郭琰一聽這名字心裏便發毛:這一副要将對手吃幹抹淨的氣勢,實在太嚣張!
兩邊都屏氣凝神,大戰一觸即發。
“這什麽破陣……”溫枸橼交叉着手臂,滿面狐疑。
“啧啧,連我都沒見過呢。”龍卧溪往前一步,想看得真切些,“紀莫邀站在中間,是想怎麽樣呢?這個位置一旦被攻破,他可毫無招架之力……”
“開始動了……”溫枸橼的聲音漸漸弱了下來。
原來是這樣。
雖然聽不到臺上的對話,但陣型一動起來,一切都明晰無比。
紀莫邀所在的位置,是漩渦的中心;而其餘四人,則組成一個飛轉的渦流。
冰花刺陣鋒芒犀利,直戳敵陣中心,來勢洶洶。

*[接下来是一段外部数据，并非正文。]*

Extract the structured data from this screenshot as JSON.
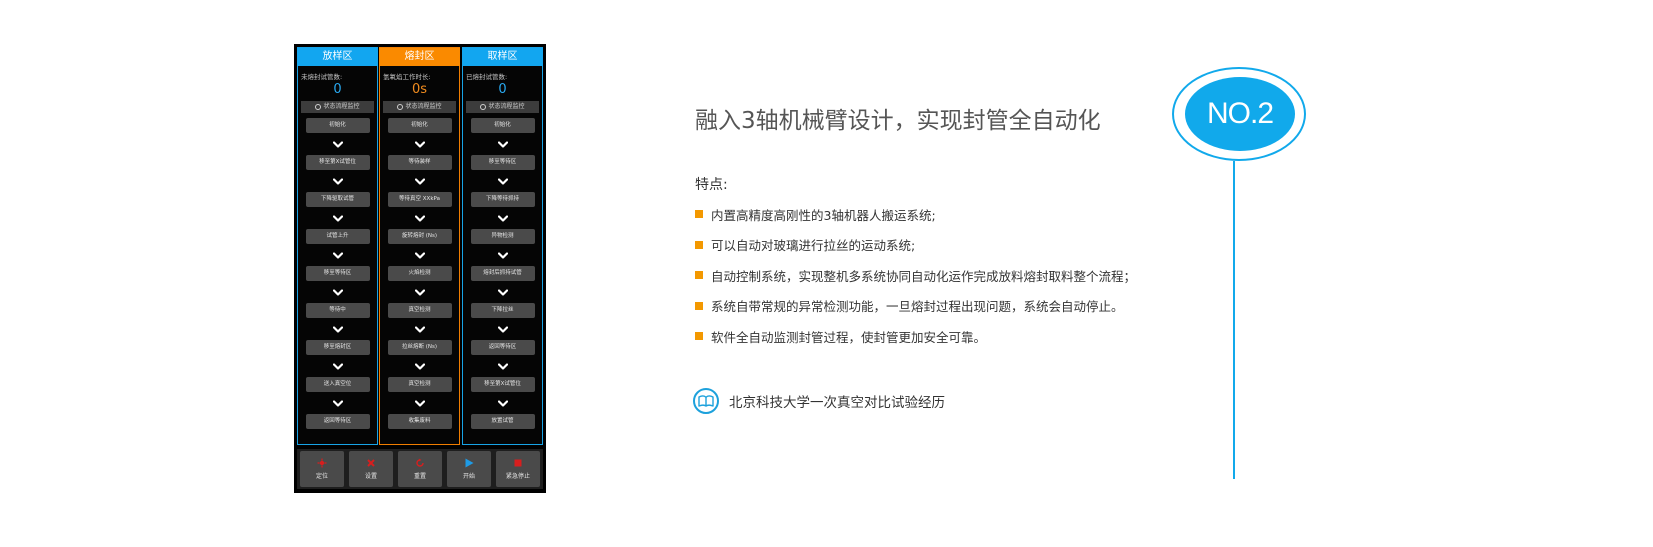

郭琰與單公迫争功心切,雙雙舉劍沖入漩渦之中。
而迎接他們的,是為了保護漩渦中心而不顧一切的陸子都。
三劍交鋒,片刻之後,眼前的敵人突然又成了揚鞭獰笑的孫望庭。
陸子都呢?已經移到側邊與白從寬單挑了。
他們還沒看清孫望庭的面孔,一道銀光又忽然晃到眼前——溫葶苈舞着截發鈎“砰砰”将兩把劍打了一通,快得目不暇接。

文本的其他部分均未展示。